First of all, holy crap, keep writing. I’m loving your posts.
This hits home to me. At the beginning of August, I had a relatively not too bad but still pretty nasty bicycle accident. Front tire hit a curb, next thing I know my face is on the ground. With a nasty cut on my chin and three broken teeth. Went to a ER in an ambulance where they strongly suggested a CT scan because of my “head” injury. To the best of my ability, I try to tell the guy that I don’t want a CT scan because I fell on my chin and mouth. He kept pressuring me–“But you have insurance, man”–He kept pressuring me until I gave up from exhaustion and doubt about my own perceived condition.
Hospitals and ERs are vultures, man.
I'd just like to point out that in spite of the obscene markup for certain items ($50 Tylenol, $8k for a half hour of office time, etc) the average profit margin for hospitals is only about 5%, and a large portion of hospitals (about a quarter of them) are losing money.
You've got to remember that you're not just paying for their time, you are also paying for their risks (i.e. malpractice insurance and such) and probably most of all you are paying for some extremely expensive equipment.
For example, in many areas (particularly the east cost) OBGYNs are getting out of the baby delivery business because they can't break even, in spite of a $20k average bill for a delivery. Doesn't that just blow your mind, and perhaps make you consider that there is more than one side to the story?
For myself, I wish insurance would go back to being real insurance. That is, you gamble with the insurance company on the likelihood of your getting sick/ill/whatever, and if you get sick/ill/whatever the insurance company pays for whatever the doctor deems necessary (after whatever deductible, of course). Negotiations with the doctor for anything other than absolute price should not be possible (that is, refusal to pay for services already performed, like various diagnostic tests, should not be possible for the insurance company).
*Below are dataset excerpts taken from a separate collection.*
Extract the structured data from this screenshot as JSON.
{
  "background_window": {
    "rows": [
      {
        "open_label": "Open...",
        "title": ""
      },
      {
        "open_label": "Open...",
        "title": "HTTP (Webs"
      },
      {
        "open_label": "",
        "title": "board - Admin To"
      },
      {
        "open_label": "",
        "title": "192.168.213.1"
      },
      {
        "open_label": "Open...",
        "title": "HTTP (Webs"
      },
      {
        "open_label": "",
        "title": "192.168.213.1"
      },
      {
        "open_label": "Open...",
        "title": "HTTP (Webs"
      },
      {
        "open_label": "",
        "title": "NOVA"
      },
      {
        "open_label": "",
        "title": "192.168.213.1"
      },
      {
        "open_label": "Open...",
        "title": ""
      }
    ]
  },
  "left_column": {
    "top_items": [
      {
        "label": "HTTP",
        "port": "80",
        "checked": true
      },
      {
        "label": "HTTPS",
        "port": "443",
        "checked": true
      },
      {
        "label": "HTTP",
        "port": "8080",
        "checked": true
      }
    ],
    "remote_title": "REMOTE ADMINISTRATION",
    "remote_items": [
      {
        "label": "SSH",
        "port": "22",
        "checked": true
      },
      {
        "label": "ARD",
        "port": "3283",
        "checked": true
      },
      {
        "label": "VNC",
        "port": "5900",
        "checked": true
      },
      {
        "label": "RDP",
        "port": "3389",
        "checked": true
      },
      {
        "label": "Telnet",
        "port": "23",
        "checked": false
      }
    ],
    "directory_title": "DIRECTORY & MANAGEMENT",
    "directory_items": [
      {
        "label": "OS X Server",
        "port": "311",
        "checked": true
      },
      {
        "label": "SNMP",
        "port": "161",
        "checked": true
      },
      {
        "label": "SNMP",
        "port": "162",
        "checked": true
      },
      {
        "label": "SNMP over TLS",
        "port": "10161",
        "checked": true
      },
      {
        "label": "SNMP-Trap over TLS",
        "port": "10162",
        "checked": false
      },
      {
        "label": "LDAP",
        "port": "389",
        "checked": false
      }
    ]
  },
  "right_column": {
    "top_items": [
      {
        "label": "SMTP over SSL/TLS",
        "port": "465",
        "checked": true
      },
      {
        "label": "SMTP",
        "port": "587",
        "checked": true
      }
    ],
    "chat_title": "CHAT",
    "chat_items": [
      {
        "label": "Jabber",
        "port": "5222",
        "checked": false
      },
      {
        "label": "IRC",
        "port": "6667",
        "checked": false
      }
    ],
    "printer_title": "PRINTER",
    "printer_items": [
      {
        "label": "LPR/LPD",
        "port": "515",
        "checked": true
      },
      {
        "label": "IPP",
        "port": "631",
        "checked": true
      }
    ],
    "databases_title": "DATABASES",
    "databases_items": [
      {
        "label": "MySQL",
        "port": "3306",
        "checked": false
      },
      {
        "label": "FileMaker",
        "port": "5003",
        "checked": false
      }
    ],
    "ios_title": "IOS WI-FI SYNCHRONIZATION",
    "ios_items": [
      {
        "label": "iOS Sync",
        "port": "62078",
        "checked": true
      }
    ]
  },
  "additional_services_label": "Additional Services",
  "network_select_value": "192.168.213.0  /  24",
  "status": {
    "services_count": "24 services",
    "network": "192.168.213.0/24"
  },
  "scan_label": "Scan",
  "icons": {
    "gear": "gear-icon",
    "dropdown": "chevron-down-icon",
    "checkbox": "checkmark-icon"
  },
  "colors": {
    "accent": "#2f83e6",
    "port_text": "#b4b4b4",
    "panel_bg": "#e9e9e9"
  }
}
That does pose problems, however, because it opens things up for abuse by doctors and hospitals. However, that can be mitigated by things like discounted rates for going to less expensive hospitals/clinics, which insurance companies would be quick to implement, and competition between hospitals and clinics would shoot up. I believe that forcing insurance companies to act like real insurance instead of allowing them to be the arbiters of all things health care would go a long way to fixing the plethora of problems with the US health care system.
What you really need is a way to create a feedback loop between the customer and the doctor/hospital, so that doctor/hospital prices influence customer choice, and customer choice therefore influences doctor/hospital prices (that is essentially what your post says). What I described above I think would create a weak feedback loop. I don't really see how to get a stronger one without eliminating health care for the majority of the population. Insurance must be involved, because procedures are simply too expensive for the majority of people to afford, and that isn't like to change much considering hospitals fairly moderate average profit margin.